Rebecca Vincent qui m’a agressée dans la Woolwich Court le 25 février 2020

Le public se lève enfin pour la juge Baraitser. Le troisième jour, Kristinn Hrafnsson décidera que nous devons nous lever pour l’arrivée de Julian Assange ce qui est fait de bonne grâce. Mais ce mardi, avant son arrivée, je vois la manageuse discuter avec la juge et Baraitser lève un regard interrogateur et courroucé vers le public. C’est l’une des rares fois où on la voit nous scruter. Peu après Julian Assange arrive dans le box avec les deux gardiens. Il s’assied au milieu du banc et je le vois de beaucoup plus près, cinq à six mètres en dessous du balcon de la galerie. Il porte le même costume gris que la veille et dans les mains non pas le volumineux classeur, mais un cahier A4. Il n’a plus de lunettes, et fait tout de suite signe en portant sa main à son oreille qu’il n’entend pas. Il a l’air très abattu et il ne salue ni ne regarde personne. Je vois son visage marqué, ses yeux paraissent enfoncés dans les orbites. Il a l’air de souffrir intérieurement, et son immobilité pendant la journée confirmera cette première impression.

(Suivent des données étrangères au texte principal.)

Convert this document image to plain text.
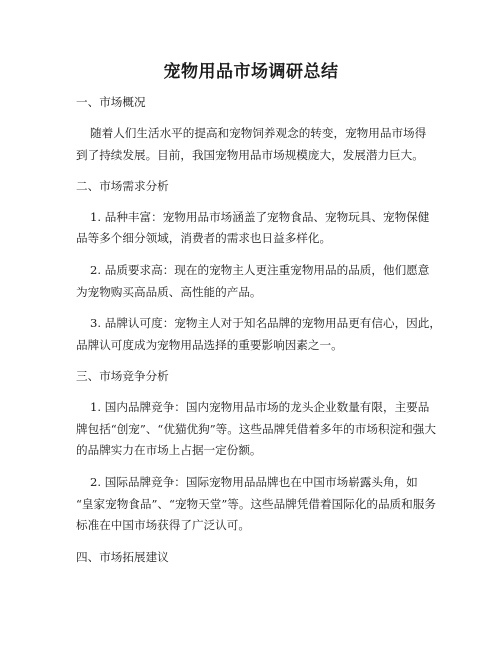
宠物用品市场调研总结
一、市场概况
随着人们生活水平的提高和宠物饲养观念的转变，宠物用品市场得
到了持续发展。目前，我国宠物用品市场规模庞大，发展潜力巨大。
二、市场需求分析
1. 品种丰富：宠物用品市场涵盖了宠物食品、宠物玩具、宠物保健
品等多个细分领域，消费者的需求也日益多样化。
2. 品质要求高：现在的宠物主人更注重宠物用品的品质，他们愿意
为宠物购买高品质、高性能的产品。
3. 品牌认可度：宠物主人对于知名品牌的宠物用品更有信心，因此，
品牌认可度成为宠物用品选择的重要影响因素之一。
三、市场竞争分析
1. 国内品牌竞争：国内宠物用品市场的龙头企业数量有限，主要品
牌包括“创宠”、“优猫优狗”等。这些品牌凭借着多年的市场积淀和强大
的品牌实力在市场上占据一定份额。
2. 国际品牌竞争：国际宠物用品品牌也在中国市场崭露头角，如
“皇家宠物食品”、“宠物天堂”等。这些品牌凭借着国际化的品质和服务
标准在中国市场获得了广泛认可。
四、市场拓展建议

photo fuitée de la salle d’audience. Zoom sur l’espace des journalistes. Assange est invisible au fond à gauche

Edward Hamilton Fitzgerald s’engage d’abord dans un dialogue avec la juge concernant la transcription des débats. Alors qu’il objecte que c’est une entreprise privée qui effectue ce compte-rendu, la juge Baraitser lui répond que cela ne fait pas de différence. Pour l’avocat c’est une question de coûts qui devraient être partagés par les deux parties. Il n’a pas tord : nous avons fait établir un devis pour la transcription de l’audience du 23 janvier et il s’élevait à plus de 100 livres pour 45 minutes de procès, je n’ose imaginer combien le public devrait payer pour bénéficier de l’intégralité des actes qui devraient être gratuits et accessibles, la justice en démocratie devant demeurer un service public…La présence la veille de manifestants français aguerris dans les luttes contre les privatisation du service public prend alors tout son sens. D’ailleurs, ils ont galvanisé les manifestants anglais dont on entend ce matin les slogans et les chants dans cette salle même.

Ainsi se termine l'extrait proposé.